How Hunan Wok compares to other Baltimore Chinese options
Most Chinese restaurants in Baltimore center on Cantonese dim sum, General Tso's chicken, and lo mein. Hunan Wok is one of very few places in the city serving authentic Hunanese and Sichuan food. Phoenix Restaurant in Canton offers some Sichuan dishes alongside Cantonese standards, but the emphasis there is broader. Lao Bei Noodle House in Fells Point, two blocks away, focuses on northern Chinese comfort food (lamb noodles, cumin lamb) and has a different regional voice. Choose Hunan Wok if you want numbing pepper heat, fermented funk, and hand-pulled noodles executed with speed. Choose Phoenix if you want a full Cantonese menu with dim sum. Choose Lao Bei for lamb-forward northern cuisine.

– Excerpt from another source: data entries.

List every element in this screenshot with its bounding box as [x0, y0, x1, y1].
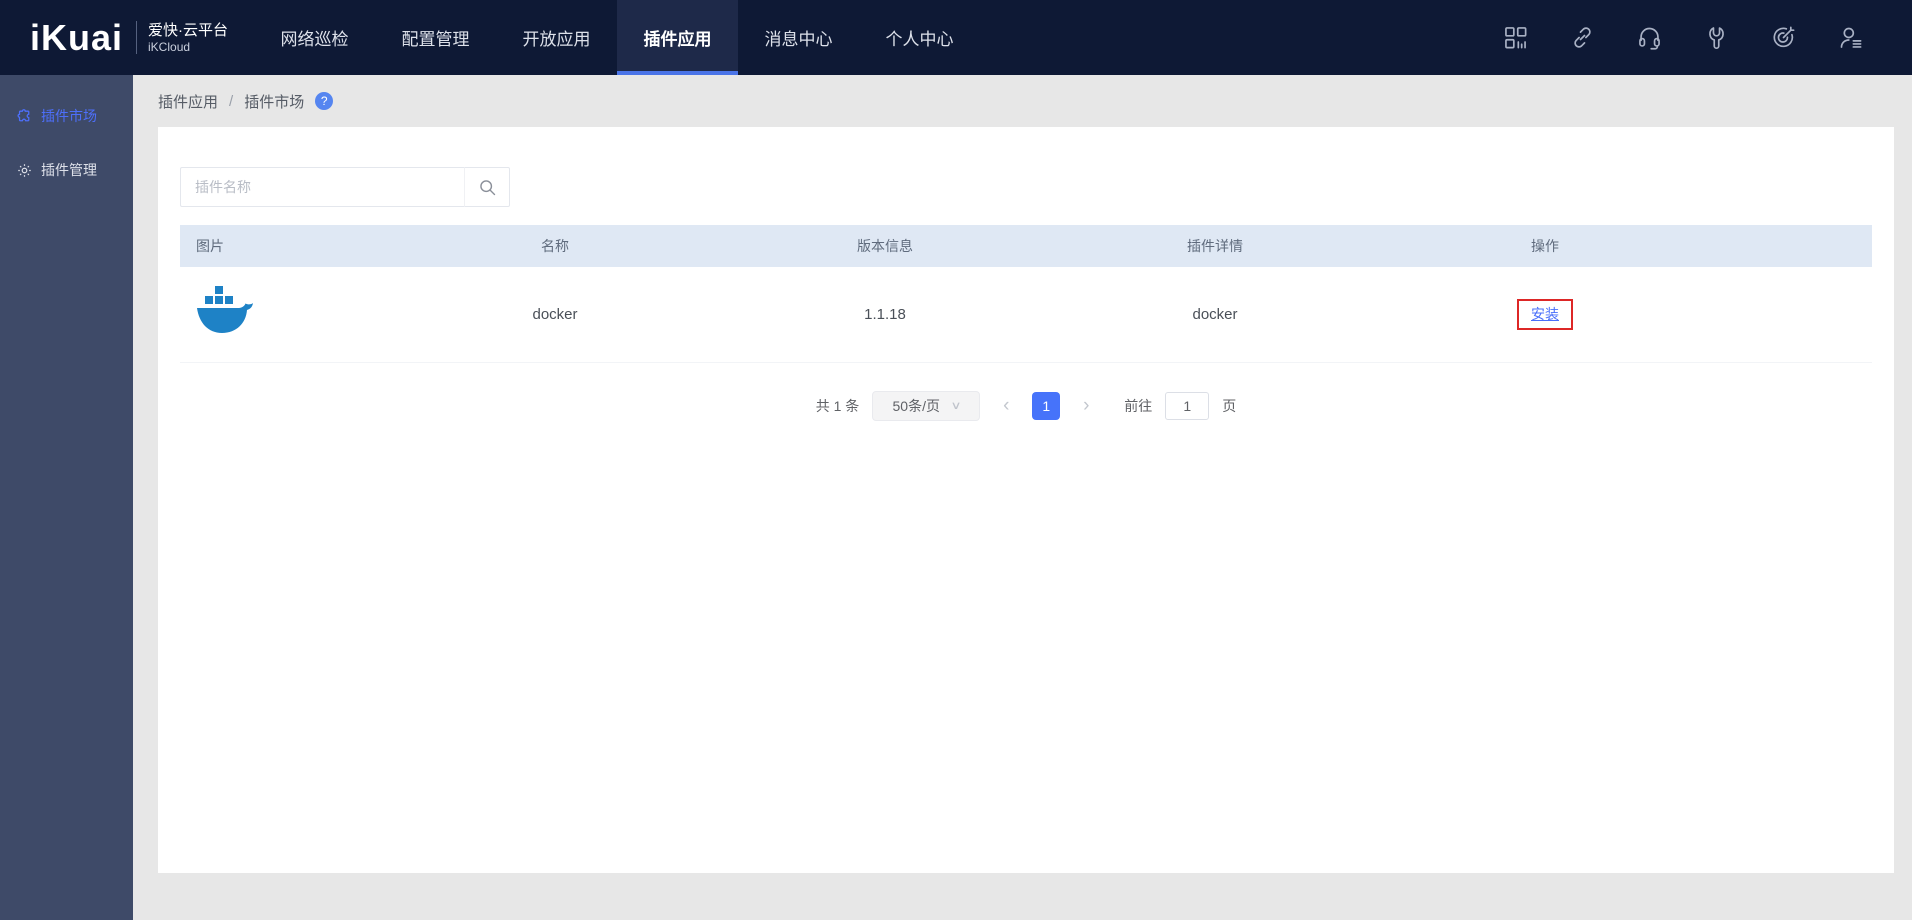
nav-icon-group: [1502, 0, 1912, 75]
cell-version: 1.1.18: [720, 267, 1050, 363]
goto-page-input[interactable]: [1165, 391, 1210, 420]
nav-tabs: 网络巡检 配置管理 开放应用 插件应用 消息中心 个人中心: [254, 0, 980, 75]
pagination-total: 共 1 条: [815, 397, 860, 414]
headset-icon[interactable]: [1636, 24, 1663, 51]
content-card: 图片 名称 版本信息 插件详情 操作: [158, 127, 1894, 873]
breadcrumb: 插件应用 / 插件市场 ?: [158, 75, 1894, 127]
apps-grid-icon[interactable]: [1502, 24, 1529, 51]
cell-filler: [1710, 267, 1872, 363]
breadcrumb-plugin-apps[interactable]: 插件应用: [158, 91, 218, 112]
col-header-detail: 插件详情: [1050, 225, 1380, 267]
gear-icon: [18, 163, 31, 177]
sidebar-item-plugin-manage[interactable]: 插件管理: [0, 143, 133, 197]
table-row: docker 1.1.18 docker 安装: [180, 267, 1872, 363]
col-header-filler: [1710, 225, 1872, 267]
sidebar-item-plugin-market[interactable]: 插件市场: [0, 89, 133, 143]
col-header-version: 版本信息: [720, 225, 1050, 267]
search-icon: [479, 179, 495, 195]
docker-logo-icon: [197, 286, 253, 334]
search-button[interactable]: [464, 167, 510, 207]
page-body: 插件市场 插件管理 插件应用 / 插件市场 ? 插件名称 图片 名称 版本信息 …: [0, 75, 1912, 920]
pagination: 共 1 条 50条/页 ∨ ‹ 1 › 前往 页: [180, 390, 1872, 421]
top-nav: iKuai 爱快·云平台 iKCloud 网络巡检 配置管理 开放应用 插件应用…: [0, 0, 1912, 75]
breadcrumb-plugin-market[interactable]: 插件市场: [244, 91, 304, 112]
sidebar: 插件市场 插件管理: [0, 75, 133, 920]
col-header-image: 图片: [180, 225, 390, 267]
logo[interactable]: iKuai 爱快·云平台 iKCloud: [0, 0, 254, 75]
goto-label: 前往: [1124, 397, 1153, 414]
sidebar-item-label: 插件市场: [41, 108, 97, 124]
main-area: 插件应用 / 插件市场 ? 图片: [133, 75, 1912, 920]
prev-page-button[interactable]: ‹: [993, 391, 1019, 421]
user-menu-icon[interactable]: [1837, 24, 1864, 51]
tab-config-manage[interactable]: 配置管理: [375, 0, 496, 75]
tab-message-center[interactable]: 消息中心: [738, 0, 859, 75]
col-header-name: 名称: [390, 225, 720, 267]
tab-personal-center[interactable]: 个人中心: [859, 0, 980, 75]
page-unit-label: 页: [1222, 397, 1237, 414]
breadcrumb-separator: /: [229, 92, 234, 110]
wrench-icon[interactable]: [1703, 24, 1730, 51]
cell-image: [180, 267, 390, 363]
plugin-table: 图片 名称 版本信息 插件详情 操作 docker 1.1.18 docker …: [180, 225, 1872, 363]
tab-plugin-apps[interactable]: 插件应用: [617, 0, 739, 75]
table-header-row: 图片 名称 版本信息 插件详情 操作: [180, 225, 1872, 267]
page-size-select[interactable]: 50条/页 ∨: [872, 390, 981, 421]
logo-text: iKuai: [30, 16, 124, 58]
cell-detail: docker: [1050, 267, 1380, 363]
search-bar: [180, 167, 1872, 207]
brand-block: 爱快·云平台 iKCloud: [136, 20, 229, 55]
link-icon[interactable]: [1569, 24, 1596, 51]
chevron-down-icon: ∨: [950, 400, 962, 412]
col-header-action: 操作: [1380, 225, 1710, 267]
tab-network-inspect[interactable]: 网络巡检: [254, 0, 375, 75]
annotation-red-box: 安装: [1517, 298, 1573, 330]
cell-action: 安装: [1380, 267, 1710, 363]
puzzle-icon: [17, 108, 30, 121]
install-link[interactable]: 安装: [1531, 306, 1559, 322]
brand-name-cn: 爱快·云平台: [148, 21, 229, 39]
cell-name: docker: [390, 267, 720, 363]
brand-name-en: iKCloud: [148, 40, 191, 55]
next-page-button[interactable]: ›: [1073, 391, 1099, 421]
search-input[interactable]: [180, 167, 464, 207]
sidebar-item-label: 插件管理: [41, 162, 97, 178]
question-circle-icon[interactable]: ?: [315, 92, 334, 110]
page-number-1[interactable]: 1: [1032, 391, 1061, 420]
target-arrow-icon[interactable]: [1770, 24, 1797, 51]
page-size-value: 50条/页: [892, 397, 940, 414]
tab-open-apps[interactable]: 开放应用: [496, 0, 617, 75]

Who this suits and who it does not
Hunan Wok works for people seeking authentic regional Chinese cooking, those comfortable with spice and unfamiliar ingredients, and anyone wanting a quick, inexpensive meal in Fells Point. It does not suit diners who need a large menu with mild options, families wanting a long sit-down experience, or customers who prefer reservations and table service. The numbing sensation from Sichuan peppercorns is intentional and prominent; it is not a bug to be worked around.
What the first visit involves
Walk in during lunch or dinner (peak times cluster between 11:30 a.m. to 1 p.m. and 5:30 p.m. to 8 p.m.). Read the menu board or laminated handout. Order at the counter and specify spice level if you are uncertain (the staff will ask). Pay immediately. Wait 5 to 10 minutes for food. Eat at the counter or take out. Do not expect décor, table service, or a full bar.
Hours, parking, and logistics
Hunan Wok is located on the 1600 block of Thames Street in Fells Point. Hours are typically 11 a.m. to 10 p.m. daily, but confirm before visiting. Street parking along Thames is often tight during evenings and weekends; the closest paid lot is several blocks away. The restaurant is a five-minute walk from the Broadway Metro Station light rail stop. No alcohol is served on premises, though nearby bars in Fells Point are within walking distance.
Hunan Wok matters in Baltimore because it represents regional Chinese cooking that most diners in the city have never encountered, executed by someone with direct training in the source cuisine. It is not a novelty: it is a straightforward, affordable way to taste how people actually eat in Hunan.